Summers, former chairman of the White House’s National Economic Council, said that continued austerity in the eurozone and a failure to address the looming US fiscal cliff would prove disastrous for the world economy.
“The appropriate emphasis today in almost every part of the world has to be on the promotion of growth,” he told Emerging Markets in a telephone interview on his way to the IMF annual meetings in Tokyo. “The risk we face is of a lost decade of potential economic growth in large parts of the world.”
He said the experience of Japan, whose GDP is between a third and a half below the level that most people would have expected in the 1990s, was “cautionary” about the consequences of allowing “cyclical problems to harden into structural problems”.
Policymakers needed to understand that the dominant reason for economic weakness was lack of demand, which in turn was the result of the deleveraging associated with the “major loss of confidence” that has taken place.
“It’s the central irony of financial crises that while it’s caused by too much overconfidence, too much borrowing and lending and too much spending, it is only resolved through more confidence, more borrowing and lending and more spending,” he said.
A global recovery would depend on “the extent to which the problem is recognized as a deleveraging demand problem and addressed in those terms.” But he added: “We are well short of the necessary recognition.
“We are no longer in a great recession, we are on the brink of a great stagnation if we are not able to enhance confidence and grow the economy more rapidly. “
Summers said the US economy running off its fiscal cliff would have devastating consequences. “The last thing that the world economy needs right now is a major contractionary impulse coming from the United States. We have to desperately hope that we don’t get one.”
But he said US lawmakers were likely to at least forge a partial compromise in order to avoid the fiscal cliff. “When all that is required is that a can be kicked...even a lame duck session of Congress will be able to do that,” he said, although he added that “there are certainly no guarantees.”
Regardless of whether Obama or Massachusetts governor Mitt Romney wins next month’s elections, the next US administration must prioritize “the restoration of growth and the re-attainment of the economy’s potential”.
Failure to fix public finances and boost growth could result in a bond market revolt, Summers warned. “Ultimately US finances are not on a sustainable basis.
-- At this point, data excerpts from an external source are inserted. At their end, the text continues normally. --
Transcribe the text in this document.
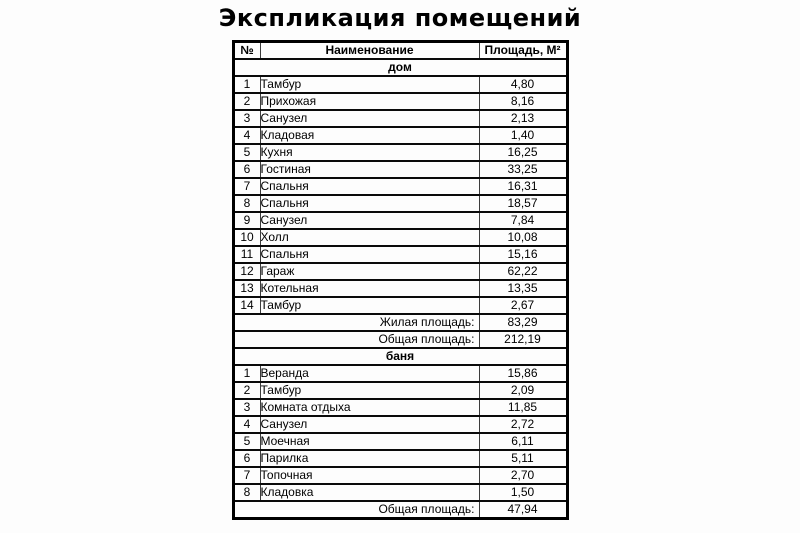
Экспликация помещений
№	Наименование	Площадь, М²
дом		
1	Тамбур	4,80
2	Прихожая	8,16
3	Санузел	2,13
4	Кладовая	1,40
5	Кухня	16,25
6	Гостиная	33,25
7	Спальня	16,31
8	Спальня	18,57
9	Санузел	7,84
10	Холл	10,08
11	Спальня	15,16
12	Гараж	62,22
13	Котельная	13,35
14	Тамбур	2,67
Жилая площадь:		83,29
Общая площадь:		212,19
баня		
1	Веранда	15,86
2	Тамбур	2,09
3	Комната отдыха	11,85
4	Санузел	2,72
5	Моечная	6,11
6	Парилка	5,11
7	Топочная	2,70
8	Кладовка	1,50
Общая площадь:		47,94
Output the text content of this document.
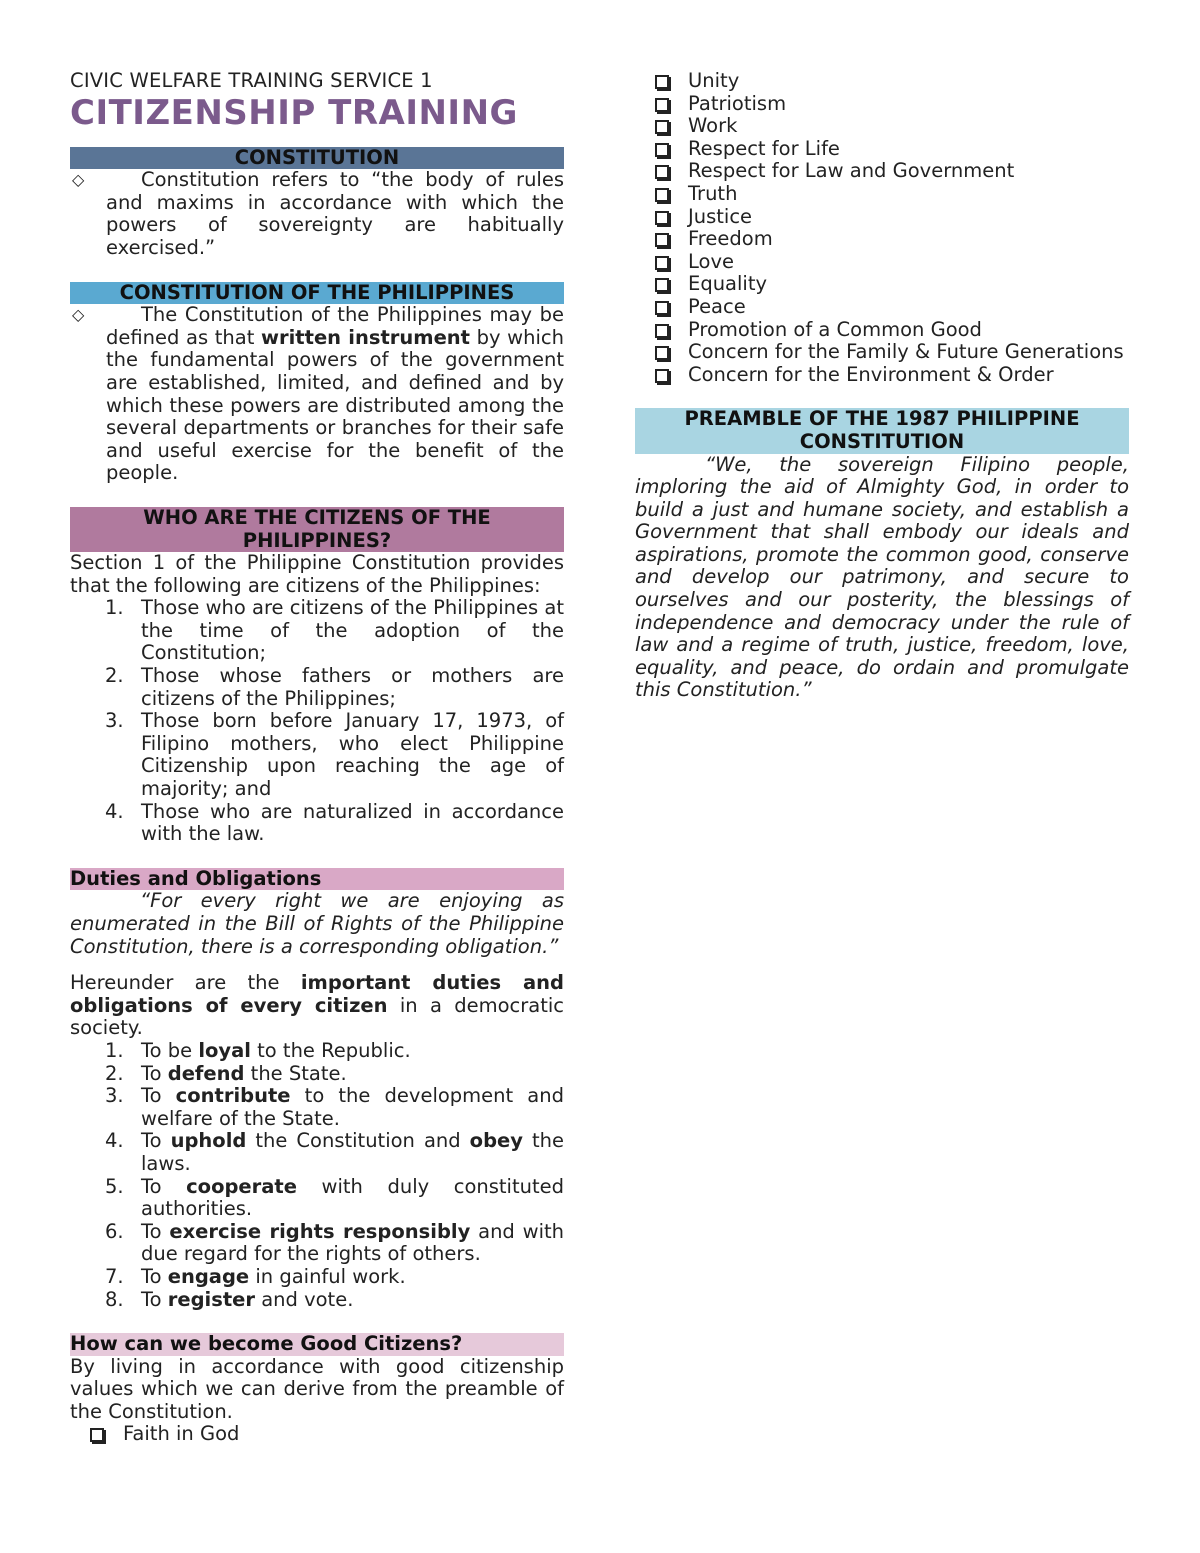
CIVIC WELFARE TRAINING SERVICE 1
CITIZENSHIP TRAINING
CONSTITUTION
◇	Constitution refers to “the body of rules and maxims in accordance with which the powers of sovereignty are habitually exercised.”
CONSTITUTION OF THE PHILIPPINES
◇	The Constitution of the Philippines may be defined as that written instrument by which the fundamental powers of the government are established, limited, and defined and by which these powers are distributed among the several departments or branches for their safe and useful exercise for the benefit of the people.
WHO ARE THE CITIZENS OF THE PHILIPPINES?
Section 1 of the Philippine Constitution provides that the following are citizens of the Philippines:
1. Those who are citizens of the Philippines at the time of the adoption of the Constitution;
2. Those whose fathers or mothers are citizens of the Philippines;
3. Those born before January 17, 1973, of Filipino mothers, who elect Philippine Citizenship upon reaching the age of majority; and
4. Those who are naturalized in accordance with the law.
Duties and Obligations
“For every right we are enjoying as enumerated in the Bill of Rights of the Philippine Constitution, there is a corresponding obligation.”
Hereunder are the important duties and obligations of every citizen in a democratic society.
1. To be loyal to the Republic.
2. To defend the State.
3. To contribute to the development and welfare of the State.
4. To uphold the Constitution and obey the laws.
5. To cooperate with duly constituted authorities.
6. To exercise rights responsibly and with due regard for the rights of others.
7. To engage in gainful work.
8. To register and vote.
How can we become Good Citizens?
By living in accordance with good citizenship values which we can derive from the preamble of the Constitution.
Faith in God
Unity
Patriotism
Work
Respect for Life
Respect for Law and Government
Truth
Justice
Freedom
Love
Equality
Peace
Promotion of a Common Good
Concern for the Family & Future Generations
Concern for the Environment & Order
PREAMBLE OF THE 1987 PHILIPPINE CONSTITUTION
“We, the sovereign Filipino people, imploring the aid of Almighty God, in order to build a just and humane society, and establish a Government that shall embody our ideals and aspirations, promote the common good, conserve and develop our patrimony, and secure to ourselves and our posterity, the blessings of independence and democracy under the rule of law and a regime of truth, justice, freedom, love, equality, and peace, do ordain and promulgate this Constitution.”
We need to find a combination of growth promotion then fiscal adjustment that remedies those imbalances,” he said.
“If we don’t do that those who warn that there will eventually be consequences in bond markets are absolutely correct.”
It had become increasingly clear that there was overwhelming political will in Europe - including in Germany - to maintain the single currency and to avoid what would really be the “quite extraordinary risks associated with even the partial dissolution of the monetary union”.
In order to minimise the chances of a euro break-up, it was essential that leaders embarked on a growth strategy that involved both debtor and creditor countries and which showed the continent was capable of political unity.